Grading can be a difficult proposition. In a math course, the mechanics of a solution, meaning the correct addition and subtraction, may be correct. However, a student may have misapplied a solution or not correctly understood the application of the mechanics to the problem in question. As a result, it can be better to grade these different aspects differently. In a writing course, this would be akin to grading spelling and grammar separately from organization of the argument.

Grading rubrics, which outline the different facets of a solution and provide tiered assessments appropriate to the problem provide a solution to this for instructors. Historically, I have given my undergraduate math students a 5-question quiz each week of class. I grade these on a five-point scale (from 0 to 4) where 4 is a perfect solution, 3 is some small math (mechanical) error was seen, 2 is a good start, 1 is something somewhat relevant was written down, and 0 is nothing meaningful was stated. This is a type of informal grading rubric. It is also one-dimensional, which causes some issues.

As the University of Maryland University College converts from its custom WebTycho platform to Desire2Learn, I have noticed that formalized grading rubrics are baked into the platform and can be associated with each assessment.
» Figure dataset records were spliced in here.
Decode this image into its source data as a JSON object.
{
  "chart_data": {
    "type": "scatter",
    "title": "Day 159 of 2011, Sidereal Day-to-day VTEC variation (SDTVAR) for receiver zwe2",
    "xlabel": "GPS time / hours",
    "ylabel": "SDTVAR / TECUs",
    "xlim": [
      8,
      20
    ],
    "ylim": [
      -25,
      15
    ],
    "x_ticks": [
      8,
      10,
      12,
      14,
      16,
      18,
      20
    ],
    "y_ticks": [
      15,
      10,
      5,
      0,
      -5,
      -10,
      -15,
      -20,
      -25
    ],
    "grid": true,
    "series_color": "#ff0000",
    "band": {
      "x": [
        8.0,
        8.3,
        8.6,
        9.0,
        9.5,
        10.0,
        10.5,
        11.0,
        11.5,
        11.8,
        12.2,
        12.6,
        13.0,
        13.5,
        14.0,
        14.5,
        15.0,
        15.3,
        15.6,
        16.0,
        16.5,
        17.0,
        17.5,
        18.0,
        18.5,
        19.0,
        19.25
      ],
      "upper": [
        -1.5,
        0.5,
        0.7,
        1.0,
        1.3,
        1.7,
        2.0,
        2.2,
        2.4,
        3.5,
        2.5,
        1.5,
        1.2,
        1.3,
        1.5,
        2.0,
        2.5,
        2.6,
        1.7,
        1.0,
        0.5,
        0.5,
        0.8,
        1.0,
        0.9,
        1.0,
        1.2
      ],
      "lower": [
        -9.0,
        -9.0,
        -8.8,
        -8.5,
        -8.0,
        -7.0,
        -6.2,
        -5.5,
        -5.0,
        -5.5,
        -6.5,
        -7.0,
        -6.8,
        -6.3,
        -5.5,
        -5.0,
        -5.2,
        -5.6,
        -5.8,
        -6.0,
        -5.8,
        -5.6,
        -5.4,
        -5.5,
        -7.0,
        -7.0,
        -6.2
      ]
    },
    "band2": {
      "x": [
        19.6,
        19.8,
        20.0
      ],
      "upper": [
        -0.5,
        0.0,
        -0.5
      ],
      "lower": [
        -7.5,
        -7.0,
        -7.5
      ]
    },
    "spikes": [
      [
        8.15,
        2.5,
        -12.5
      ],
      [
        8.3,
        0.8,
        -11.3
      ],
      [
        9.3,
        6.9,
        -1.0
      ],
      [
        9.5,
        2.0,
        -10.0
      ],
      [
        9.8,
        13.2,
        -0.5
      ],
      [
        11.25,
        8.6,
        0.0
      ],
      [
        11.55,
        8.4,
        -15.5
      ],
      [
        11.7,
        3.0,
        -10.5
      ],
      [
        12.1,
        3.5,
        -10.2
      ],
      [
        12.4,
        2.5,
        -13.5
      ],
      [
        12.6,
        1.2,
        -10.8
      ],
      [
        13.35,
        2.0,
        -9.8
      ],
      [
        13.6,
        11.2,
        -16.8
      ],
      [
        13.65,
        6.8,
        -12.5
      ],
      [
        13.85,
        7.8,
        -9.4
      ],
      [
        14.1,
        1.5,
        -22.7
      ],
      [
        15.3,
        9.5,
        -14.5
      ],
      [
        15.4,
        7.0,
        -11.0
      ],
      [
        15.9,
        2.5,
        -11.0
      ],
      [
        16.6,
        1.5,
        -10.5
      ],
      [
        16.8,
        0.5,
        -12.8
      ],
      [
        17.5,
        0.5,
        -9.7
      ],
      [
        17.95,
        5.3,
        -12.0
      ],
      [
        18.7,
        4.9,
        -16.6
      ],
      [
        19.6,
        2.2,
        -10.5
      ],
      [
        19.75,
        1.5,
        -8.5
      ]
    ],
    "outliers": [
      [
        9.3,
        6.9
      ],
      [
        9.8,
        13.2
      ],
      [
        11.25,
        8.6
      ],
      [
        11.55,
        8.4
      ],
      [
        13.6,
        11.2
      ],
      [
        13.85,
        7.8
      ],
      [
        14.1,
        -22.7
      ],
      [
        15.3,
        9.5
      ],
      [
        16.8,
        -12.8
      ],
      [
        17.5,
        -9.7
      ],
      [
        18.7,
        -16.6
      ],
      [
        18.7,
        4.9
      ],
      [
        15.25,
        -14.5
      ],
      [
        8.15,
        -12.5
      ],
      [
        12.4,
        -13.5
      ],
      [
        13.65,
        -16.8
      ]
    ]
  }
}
Then, when grading, the rubric guides the process. So I created my first formal rubric and attached it to this my quizzes. This grading rubric essentially formalizes the informal grading rubric I had already used:

- Detailed response given with no mathematical errors.
- Detailed response given that shows understanding of the problem. Final answer may not be correct.
- Explanation or diagram unclear. Final answer is not correct, but response shows some understanding of the problem.
- Misses key points and no appropriate supporting diagram provided. The response shows no understanding of the problem.
- No answer given or response is not aligned to problem.

While formalizing the prior process is useful, it is self-evident this should be revised to reflect the multidimensional grading process used in college-level mathematics.